Mistake: Ignoring slowly changing dimensions Customer addresses change, product prices change. Plan for this:

-- Add effective dating for changing attributes
CREATE TABLE dim_products (
    product_key INT PRIMARY KEY,
    product_id VARCHAR(50),
    product_name VARCHAR(200),
    current_price DECIMAL(10,2),
    effective_date DATE,
    expiration_date DATE,
    is_current BOOLEAN
);

One Big Table Pitfalls

Mistake: Including everything in one table Not every piece of data belongs in your analytics table. Focus on what analysts actually query.
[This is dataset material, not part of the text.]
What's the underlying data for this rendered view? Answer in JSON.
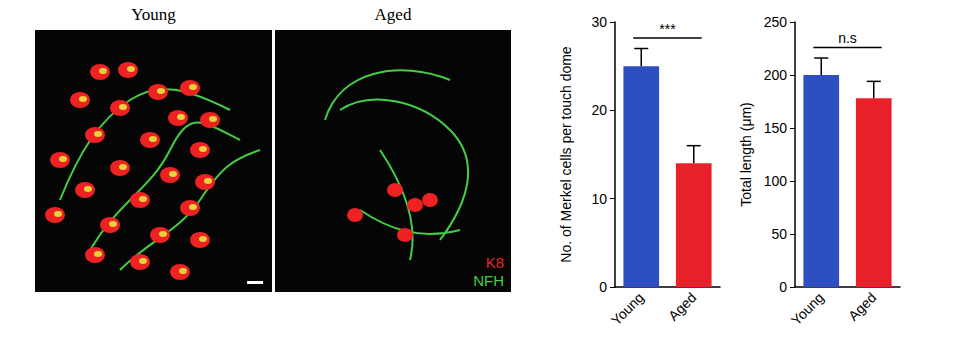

Mistake: Forgetting about data types

-- Bad - everything as text
CREATE TABLE bad_obt (
    revenue VARCHAR(50),  -- Should be DECIMAL
    order_date VARCHAR(50),  -- Should be DATE
    is_weekend VARCHAR(10)  -- Should be BOOLEAN
);

Mistake: Not pre-calculating common metrics If analysts always calculate customer lifetime value, do it once during data loading:

-- Add during ETL process
UPDATE orders_obt SET customer_lifetime_value = (
    SELECT SUM(line_total) 
    FROM orders_obt o2 
    WHERE o2.customer_id = orders_obt.customer_id
    AND o2.order_date <= orders_obt.order_date
);

Performance Troubleshooting

Slow dimensional queries: Check your join keys are indexed

-- Add indexes on foreign keys
CREATE INDEX idx_fact_customer ON fact_order_lines(customer_key);
CREATE INDEX idx_fact_product ON fact_order_lines(product_key);
CREATE INDEX idx_fact_date ON fact_order_lines(date_key);

Slow OBT queries: Partition large tables by date

-- Most cloud platforms support automatic partitioning
CREATE TABLE orders_obt (
    ...columns...
    order_date DATE
) PARTITION BY order_date;

Summary & Next Steps

You now understand two fundamental approaches to analytical data modeling:

Dimensional modeling organizes data into facts and dimensions, providing:

Clean separation of measures and attributes
Consistent business definitions across teams
Optimized storage for large datasets
Clear data lineage and governance

One Big Table denormalizes everything into a single table, offering:

Faster query performance for most analytics
Simpler SQL for business users
Reduced complexity for exploratory analysis
Better fit for modern cloud platforms

Neither approach is always right. The best choice depends on your specific needs: data size, team structure, performance requirements, and platform capabilities.

Immediate Next Steps:

Inventory your current analytics: Which queries are slow? Which data is hard to access?
Start small: Pick one business area (like sales or marketing) and model it both ways
Measure performance: Time your actual queries on real data volumes
Consider hybrid approaches: You can use both patterns in the same organization

What's Next in Your Learning:

Advanced dimensional techniques: Slowly changing dimensions, bridge tables, and factless facts
Modern data architectures: Data meshes, lake houses, and streaming analytics
ETL/ELT patterns: How to populate these models efficiently
Performance optimization: Partitioning, indexing, and materialized views

The foundation you've built here will serve you well as data volumes grow and requirements evolve. Whether you choose stars or tables, you're now equipped to make that decision strategically rather than accidentally.